Best answer: You guys are awesome!

I think I found the problem syntpenh.exe was using 99 percent of the system resources.

It's allegedly the program that runs the mouse pointer on my laptop according to this:
http://www.file.net/process/syntpenh.exe.html

But strangely, I can still use my laptop pointer even after killing the application.

I don't think I can delete it totally, but I'm not sure why it was running at 99 percent. As soon as I killed it in the Windows Task Manager, everything got quiet! (My fan turned off blowing on high)

Since I killed it there isn't really any lag, and my CPU is running at 4-7 percent (peaking at 30 percent rarely).
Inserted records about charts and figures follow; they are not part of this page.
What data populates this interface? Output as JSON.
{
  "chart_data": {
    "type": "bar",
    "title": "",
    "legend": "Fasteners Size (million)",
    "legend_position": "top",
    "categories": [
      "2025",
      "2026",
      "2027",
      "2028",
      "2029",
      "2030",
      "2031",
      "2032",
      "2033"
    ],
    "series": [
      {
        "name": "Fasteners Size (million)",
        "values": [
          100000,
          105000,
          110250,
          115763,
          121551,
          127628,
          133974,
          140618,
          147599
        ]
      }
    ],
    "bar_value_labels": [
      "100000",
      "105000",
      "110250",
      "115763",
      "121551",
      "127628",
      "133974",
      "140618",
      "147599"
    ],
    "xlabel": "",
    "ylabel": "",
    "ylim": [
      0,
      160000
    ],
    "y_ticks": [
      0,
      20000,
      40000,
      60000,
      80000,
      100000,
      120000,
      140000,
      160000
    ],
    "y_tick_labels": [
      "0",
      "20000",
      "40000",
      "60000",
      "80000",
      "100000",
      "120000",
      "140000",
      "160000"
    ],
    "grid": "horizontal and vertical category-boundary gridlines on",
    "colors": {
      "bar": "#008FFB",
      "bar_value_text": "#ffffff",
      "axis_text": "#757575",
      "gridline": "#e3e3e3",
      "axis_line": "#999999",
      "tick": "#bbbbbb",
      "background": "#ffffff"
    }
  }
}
I'm not sure why this problem resulted recently, maybe it's having a conflict with my USB mouse? I'm going to try disabling that exe in the registry and see the touchpad still works (like it does now).

I'm still going to try a bunch of the suggestions here to see if theres any other possible things slowing the computer. Thanks for all your help!!!!!!!!
posted by jkl345 at 8:12 PM on February 19, 2007


You'll probably find that syntpenh is necessary to make the touch-pad's scrollbar functions work properly, and perhaps its two-fingered-tap-means-right-click feature as well. If you can live without those, you don't need syntpenh.
posted by flabdablet at 2:17 AM on February 20, 2007


Crap, my Asus laptop just started doing this too! Thanks for asking the question: I'm going to have to go read all the answers more thoroughly now. (Very irritating! It took me like ten minutes to make this comment!)
posted by trip and a half at 2:43 AM on February 20, 2007


Best answer: AnswersThatWork doesn't like syntpenh much, and I've generally found their opinions reliable.